1

I'm using BigQuery and DataStudio to show retention plotted throughout the weeks and i'm having trouble with that when a user is new and then uses the app again the same week he's both new and retained in my calculations and I would like it to be so that he's only new the first week of using the app and then if he uses the app again within 2 weeks, he's "Retained".

This is my query:

SELECT
UserID,
DATE,
DATE_DIFF(DATE,PreviousSessionDATE, DAY) as DaysBetweenSessions,
(SELECT
 CASE
WHEN DaysBetweenSessions <= 14 THEN 'Retained'
WHEN DaysBetweenSessions >14 THEN 'Returned'
WHEN DaysBetweenSessions IS NULL AND FirstSessionDATE = DATE THEN 'New'
WHEN DaysBetweenSessions IS NULL THEN 'User has an old version without Retention Parameters'
END) as User_Type
FROM
app_project.analytics_*********.events_*
GROUP BY
1,2,3,4
ORDER BY
DATE DESC,
DaysBetweenSessions DESC,
1,2,3,4

Then the result will generally be good except for when a user uses the app several times and get a between 1-14 as DaysBetweenSessions and then be counted as both new and retained within the same week.

Then in DataStudio I will do YEARWEEK(DATE) to vizualise per week and Count_Distinct(UserID) as my metrics.

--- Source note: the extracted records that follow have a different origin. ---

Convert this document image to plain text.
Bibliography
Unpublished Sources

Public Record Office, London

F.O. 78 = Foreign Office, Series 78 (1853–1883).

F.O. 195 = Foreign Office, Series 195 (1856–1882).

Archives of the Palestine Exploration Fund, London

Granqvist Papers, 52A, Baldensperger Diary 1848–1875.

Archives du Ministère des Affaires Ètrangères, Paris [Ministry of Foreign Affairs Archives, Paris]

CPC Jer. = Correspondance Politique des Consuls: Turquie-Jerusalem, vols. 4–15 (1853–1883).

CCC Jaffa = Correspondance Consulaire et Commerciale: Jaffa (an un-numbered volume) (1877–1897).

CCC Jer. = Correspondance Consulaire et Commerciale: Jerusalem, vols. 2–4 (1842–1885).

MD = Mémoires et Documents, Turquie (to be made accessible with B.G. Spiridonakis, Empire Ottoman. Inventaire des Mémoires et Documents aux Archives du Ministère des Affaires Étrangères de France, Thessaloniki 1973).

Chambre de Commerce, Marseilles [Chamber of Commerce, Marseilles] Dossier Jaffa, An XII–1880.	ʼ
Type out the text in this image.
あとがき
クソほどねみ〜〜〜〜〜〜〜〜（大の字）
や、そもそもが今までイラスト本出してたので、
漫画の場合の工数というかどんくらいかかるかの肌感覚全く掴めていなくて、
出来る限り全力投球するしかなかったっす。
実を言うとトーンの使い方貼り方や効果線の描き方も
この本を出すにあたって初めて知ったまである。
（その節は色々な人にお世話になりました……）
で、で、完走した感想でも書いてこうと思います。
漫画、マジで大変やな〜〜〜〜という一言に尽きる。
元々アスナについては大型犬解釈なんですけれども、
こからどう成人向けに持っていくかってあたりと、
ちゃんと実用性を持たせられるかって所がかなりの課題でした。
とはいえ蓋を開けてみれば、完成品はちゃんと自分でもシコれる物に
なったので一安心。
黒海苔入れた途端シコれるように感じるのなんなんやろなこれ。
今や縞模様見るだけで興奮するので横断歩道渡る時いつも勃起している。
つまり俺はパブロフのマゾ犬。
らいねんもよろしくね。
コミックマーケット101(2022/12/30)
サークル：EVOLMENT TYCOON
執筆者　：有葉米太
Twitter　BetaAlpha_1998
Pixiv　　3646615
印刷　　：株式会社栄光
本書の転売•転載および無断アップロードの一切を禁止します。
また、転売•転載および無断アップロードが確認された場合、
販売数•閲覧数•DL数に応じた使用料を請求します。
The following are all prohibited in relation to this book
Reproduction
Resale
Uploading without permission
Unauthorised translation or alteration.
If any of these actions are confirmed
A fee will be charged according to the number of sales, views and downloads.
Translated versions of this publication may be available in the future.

Any ideas on how i can sort out so that the new user is only counted as new in the first week even if the user trains within that week?

Current output in BQ:
UserID     DATE        DaysBetweenSessions     User_Type
123        20180801    NULL                    "New"
123        20180801    0                       "Retained"

And desired output

UserID     DATE        DaysBetweenSessions     User_Type
123        20180801    NULL                    "New"
PhilipEldh
  • 25
  • 6
  • Do you still want separate lines with both being "New" instead of "New","Retained",... or do you want a single line with just "New", retaining that first session? An example of the current and the desired output would be useful. – Bobbylank Aug 02 '18 at 09:35
  • @Bobbylank So the desired output is to only count the new user as new during the 7 days duration, in the same column as New, Retained, Returning. example: DATE:20180101 type: "New" id: "123", and also then DATE:20180102 type:"Retained" id:"123" desired output is the first row only – PhilipEldh Aug 02 '18 at 10:00
  • I edited that for the 'first week' aspect but wasn't sure if you meant 7-days after new visit or a calendar week. If it's a calendar week then change that 'DaysBetween' part to the week's start date – Bobbylank Aug 02 '18 at 10:56
  • @Bobbylank This solved it! Thanks! – PhilipEldh Aug 03 '18 at 07:57

1 Answers1

2

There might be a neater way to do this but...

WITH CTE AS
(SELECT
UserID,
DATE,
DATE_DIFF(DATE,PreviousSessionDATE, DAY) as DaysBetweenSessions,
(SELECT
CASE
WHEN DaysBetweenSessions <= 14 THEN 'Retained'
WHEN DaysBetweenSessions >14 THEN 'Returned'
WHEN DaysBetweenSessions IS NULL AND FirstSessionDATE = DATE THEN 'New'
WHEN DaysBetweenSessions IS NULL THEN 'User has an old version without Retention 
Parameters'
END) as User_Type,
(SELECT
CASE
WHEN DaysBetweenSessions <= 7 THEN 0
WHEN DaysBetweenSessions >7 THEN 1
WHEN DaysBetweenSessions IS NULL AND FirstSessionDATE = DATE THEN 0
WHEN DaysBetweenSessions IS NULL THEN 2
END) as DaysBetween
FROM
app_project.analytics_*********.events_*
GROUP BY
1,2,3,4
ORDER BY
DATE DESC,
DaysBetweenSessions DESC,
1,2,3,4),

Result as 
(SELECT *, min(User_Type) OVER (PARTITION BY UserID, DaysBetween) minUser_Type
FROM CTE)

SELECT UserID,
DATE,
DaysBetweenSessions,
User_type 
FROM Result 
WHERE NOT (User_Type <> 'New' AND minUser_Type = 'New')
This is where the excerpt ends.